Originally posted by qtbb all you need from this distro is one installation CD, you can either download its iso image and burn it yourself or, if you are patient to wait 6 weeks, you can order free live CD and installation CD from ubuntulinux's website.
Originally posted by darkleaf That's not debian :P That's debian based.
Thank you for your information
But is it possible that, in order to avoid downloading 7 iso images, people install Ubuntu Linux first, use source list related to debian, and then use Synaptic/apt-get fucntion to sort of change/upgrade/transform it (whatever) to debian, say sarge? cause it is true, as you pointed out, that ubuntu linux is only a snapshot of debian sarge.
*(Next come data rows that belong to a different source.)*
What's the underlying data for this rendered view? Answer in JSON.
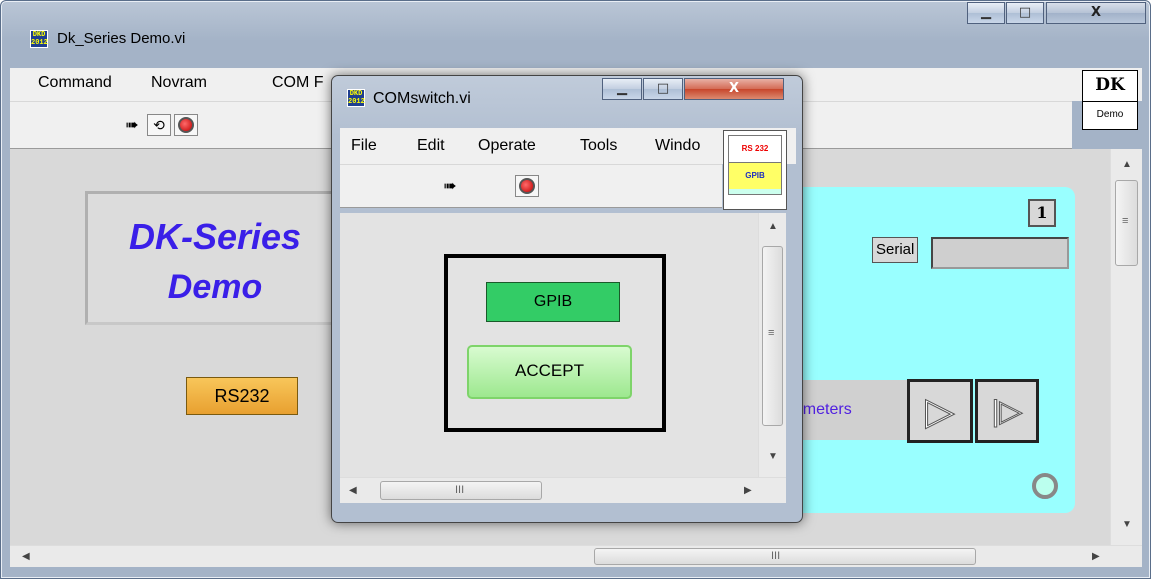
{
  "main_window": {
    "icon_top": "DKD",
    "icon_bottom": "2012",
    "title": "Dk_Series Demo.vi",
    "menu": [
      "Command",
      "Novram",
      "COM F"
    ],
    "logo_top": "DK",
    "logo_bottom": "Demo",
    "banner_line1": "DK-Series",
    "banner_line2": "Demo",
    "rs232_button": "RS232",
    "counter": "1",
    "serial_label": "Serial",
    "serial_value": "",
    "instruments_button": "nometers",
    "scroll_grip": "III",
    "scroll_grip_v": "≡"
  },
  "dialog": {
    "icon_top": "DKD",
    "icon_bottom": "2012",
    "title": "COMswitch.vi",
    "menu": [
      "File",
      "Edit",
      "Operate",
      "Tools",
      "Windo"
    ],
    "icon_rs": "RS 232",
    "icon_gpib": "GPIB",
    "gpib_button": "GPIB",
    "accept_button": "ACCEPT",
    "scroll_grip": "III",
    "scroll_grip_v": "≡"
  },
  "icons": {
    "run": "run-arrow-icon",
    "run_continuous": "run-continuously-icon",
    "abort": "abort-stop-icon",
    "minimize": "minimize-icon",
    "maximize": "maximize-icon",
    "close": "close-icon",
    "play": "play-icon",
    "step": "step-forward-icon",
    "busy": "busy-ring-icon"
  },
  "colors": {
    "banner_text": "#3a1fe8",
    "cyan_panel": "#99ffff",
    "rs232_fill": "#f2b742",
    "gpib_fill": "#33cc66",
    "accept_fill": "#a8f0a0"
  },
  "caption_buttons": {
    "minimize": "▁",
    "maximize": "□",
    "close": "X"
  }
}
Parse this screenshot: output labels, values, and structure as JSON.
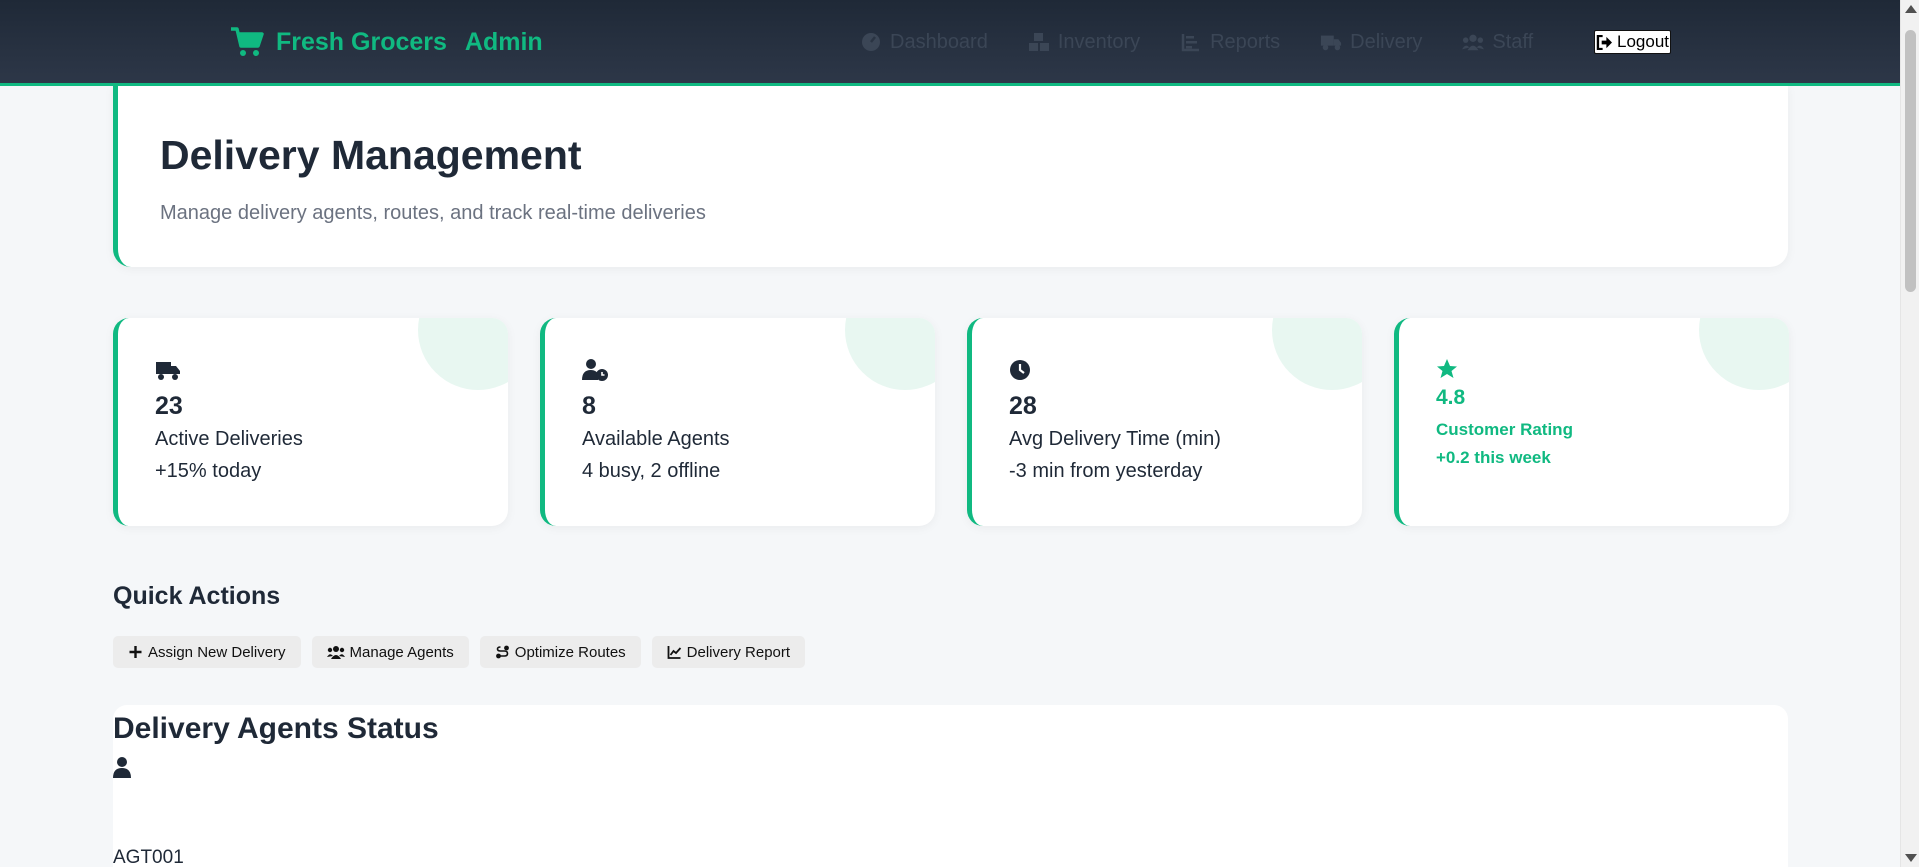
{
  "brand": {
    "name": "Fresh Grocers",
    "suffix": "Admin",
    "icon": "cart-icon",
    "color": "#10b981"
  },
  "nav": {
    "items": [
      {
        "label": "Dashboard",
        "icon": "dashboard-icon"
      },
      {
        "label": "Inventory",
        "icon": "boxes-icon"
      },
      {
        "label": "Reports",
        "icon": "chart-icon"
      },
      {
        "label": "Delivery",
        "icon": "truck-icon"
      },
      {
        "label": "Staff",
        "icon": "users-icon"
      }
    ],
    "logout_label": "Logout"
  },
  "header": {
    "title": "Delivery Management",
    "subtitle": "Manage delivery agents, routes, and track real-time deliveries"
  },
  "stats": [
    {
      "icon": "truck-icon",
      "value": "23",
      "label": "Active Deliveries",
      "trend": "+15% today"
    },
    {
      "icon": "user-clock-icon",
      "value": "8",
      "label": "Available Agents",
      "trend": "4 busy, 2 offline"
    },
    {
      "icon": "clock-icon",
      "value": "28",
      "label": "Avg Delivery Time (min)",
      "trend": "-3 min from yesterday"
    },
    {
      "icon": "star-icon",
      "value": "4.8",
      "label": "Customer Rating",
      "trend": "+0.2 this week"
    }
  ],
  "quick_actions": {
    "title": "Quick Actions",
    "buttons": [
      {
        "label": "Assign New Delivery",
        "icon": "plus-icon"
      },
      {
        "label": "Manage Agents",
        "icon": "users-icon"
      },
      {
        "label": "Optimize Routes",
        "icon": "route-icon"
      },
      {
        "label": "Delivery Report",
        "icon": "line-chart-icon"
      }
    ]
  },
  "agents": {
    "title": "Delivery Agents Status",
    "first_agent": {
      "icon": "user-icon",
      "id": "AGT001"
    }
  }
}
I'd go for the sarge installer if I'd install it now. I don't know how much you have to configure but you can get a lot of help on it in any case.
I don't think it's really recommended pointing those LiveCD distros to debian source lists and update from them to get a debian system. Knoppix hard disk install is said to be unmaintainable in the end and debian based distros might be a bit different from debian which could break things. I think it might work, but unless you want trouble it's not the way to go.
U only need two floppy to install Debian.
Forget about downloading the ISO's, it's not worth it.
With the floppy install packages are downloaded as you install,
that means they are all updated. All you need to have is a fast
internet connection and a floppy drive (u can use other devices if u want).
Anyway if u like a distro that is bleeding edge go on this kind of install for
Debian unstable.
Unstable doesn't mean unstable as in it crashes a lot but just that the packages are really new and will be updated a lot. Sometimes a package might be broken but it won't happen much.
Unstable doesn't mean unstable as in it crashes a lot but just that the packages are really new and will be updated a lot. Sometimes a package might be broken but it won't happen much.
Yap. But unstable doesn't really fit a productive system, for instance running
a heavy load server, for that there is the stable version with tested packages
and the waranty from Debian that it won't crash (kind of).